Gunfight with police

Police were told by witnesses that Syed Farook had been at the party and had left in anger. With that information, police went to a residence in nearby Redlands, Calif. A black SUV approached the home and then sped off, spurring a chase that culminated in a gunfight in San Bernardino with at least 20 police officers.

Two suspects — Farook, 28, an American citizen, and Tashfeen Malik, 27 — were found dead in the vehicle. They were found with two assault rifles and two semi-automatic handguns. Police said the two were in a "relationship," whether married or engaged as yet unknown. Neither had had previous encounters with law enforcement, as far as the San Bernardino police chief knew.

One police officer was injured in the shootout, but his wounds are not life-threatening.

A third suspect observed running from the scene was arrested, but may not have been involved.

The suspects

A source tells NPR's Dina Temple-Raston that, despite the masks that the attackers were wearing, witnesses were able to identify one suspect by his voice and build: Farook, an environmental health specialist with the San Bernardino County Department of Public Health.

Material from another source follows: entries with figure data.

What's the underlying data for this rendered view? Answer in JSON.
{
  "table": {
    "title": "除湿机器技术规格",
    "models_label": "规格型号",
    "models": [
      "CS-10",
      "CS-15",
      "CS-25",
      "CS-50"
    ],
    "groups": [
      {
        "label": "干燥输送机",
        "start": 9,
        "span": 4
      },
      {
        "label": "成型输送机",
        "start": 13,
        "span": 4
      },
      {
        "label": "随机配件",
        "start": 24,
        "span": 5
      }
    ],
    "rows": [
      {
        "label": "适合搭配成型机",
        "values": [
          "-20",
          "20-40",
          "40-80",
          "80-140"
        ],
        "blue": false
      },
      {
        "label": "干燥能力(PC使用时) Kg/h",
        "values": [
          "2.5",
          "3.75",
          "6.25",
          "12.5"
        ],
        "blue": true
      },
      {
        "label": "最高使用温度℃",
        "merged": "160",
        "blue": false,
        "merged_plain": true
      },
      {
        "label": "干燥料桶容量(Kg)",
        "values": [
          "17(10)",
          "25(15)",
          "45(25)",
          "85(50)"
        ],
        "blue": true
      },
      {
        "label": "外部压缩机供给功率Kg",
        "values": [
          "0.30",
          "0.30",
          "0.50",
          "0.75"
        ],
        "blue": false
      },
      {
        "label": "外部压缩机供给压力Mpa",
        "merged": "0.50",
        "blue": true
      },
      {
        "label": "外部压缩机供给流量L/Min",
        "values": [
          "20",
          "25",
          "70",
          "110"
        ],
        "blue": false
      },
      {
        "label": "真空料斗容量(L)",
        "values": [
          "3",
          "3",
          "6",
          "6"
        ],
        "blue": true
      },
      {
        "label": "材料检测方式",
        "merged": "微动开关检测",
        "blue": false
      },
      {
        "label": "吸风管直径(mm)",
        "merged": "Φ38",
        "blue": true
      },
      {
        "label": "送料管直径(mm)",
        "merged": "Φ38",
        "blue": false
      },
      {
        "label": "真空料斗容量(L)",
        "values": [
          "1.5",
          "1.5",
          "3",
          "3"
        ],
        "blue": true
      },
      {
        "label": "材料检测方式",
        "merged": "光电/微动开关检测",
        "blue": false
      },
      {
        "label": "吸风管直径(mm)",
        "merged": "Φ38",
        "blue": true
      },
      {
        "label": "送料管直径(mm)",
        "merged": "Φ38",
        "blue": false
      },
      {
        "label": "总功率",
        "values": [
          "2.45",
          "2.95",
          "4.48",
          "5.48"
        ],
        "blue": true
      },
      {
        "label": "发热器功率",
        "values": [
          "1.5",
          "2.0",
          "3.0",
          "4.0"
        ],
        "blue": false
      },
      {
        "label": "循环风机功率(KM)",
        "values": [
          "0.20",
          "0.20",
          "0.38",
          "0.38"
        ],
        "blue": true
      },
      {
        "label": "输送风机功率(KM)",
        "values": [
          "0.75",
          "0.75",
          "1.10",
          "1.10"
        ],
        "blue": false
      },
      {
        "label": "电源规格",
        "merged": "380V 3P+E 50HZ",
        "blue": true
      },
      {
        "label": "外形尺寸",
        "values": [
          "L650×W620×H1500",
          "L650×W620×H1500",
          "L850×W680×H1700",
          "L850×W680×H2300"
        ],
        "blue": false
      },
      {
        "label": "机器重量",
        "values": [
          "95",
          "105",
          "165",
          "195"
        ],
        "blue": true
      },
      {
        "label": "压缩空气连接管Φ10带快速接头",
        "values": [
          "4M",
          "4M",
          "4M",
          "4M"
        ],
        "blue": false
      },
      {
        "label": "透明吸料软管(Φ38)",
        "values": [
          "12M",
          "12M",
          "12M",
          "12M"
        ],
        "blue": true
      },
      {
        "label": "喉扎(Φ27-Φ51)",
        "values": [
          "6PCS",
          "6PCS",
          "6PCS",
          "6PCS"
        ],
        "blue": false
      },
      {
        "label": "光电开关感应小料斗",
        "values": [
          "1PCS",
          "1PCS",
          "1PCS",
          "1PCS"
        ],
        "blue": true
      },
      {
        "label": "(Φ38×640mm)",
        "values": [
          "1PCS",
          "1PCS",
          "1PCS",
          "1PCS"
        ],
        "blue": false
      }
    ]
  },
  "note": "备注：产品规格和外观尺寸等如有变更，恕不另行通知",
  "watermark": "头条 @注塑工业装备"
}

Farook, a department employee for five years, had been attending the holiday party when he became involved in a dispute, leaving angry. The shooting began within a half-hour.

Dina reports that Farook's brother is also a subject of the investigation.

A house connected to Farook is the focus of a slow, cautious search by authorities that is being conducted using robots, in case of booby traps.

A man who identified himself as Syed Farook's brother-in-law, Farhan Khan, appeared at a press conference Wednesday evening held by the local chapter of the Council on American-Islamic Relations. Khan said he had last spoken to Farook a week ago, and that he had "no idea why would he do that, why he would do something like this." Khan said that he appeared at the press conference to express his family's sorrow for what had happened.

The area

San Bernardino, Calif., is on the eastern fringes of Los Angeles, about 60 miles from the city center.

The office park, and the neighborhoods of interest in Redlands, Calif., were locked down for several hours.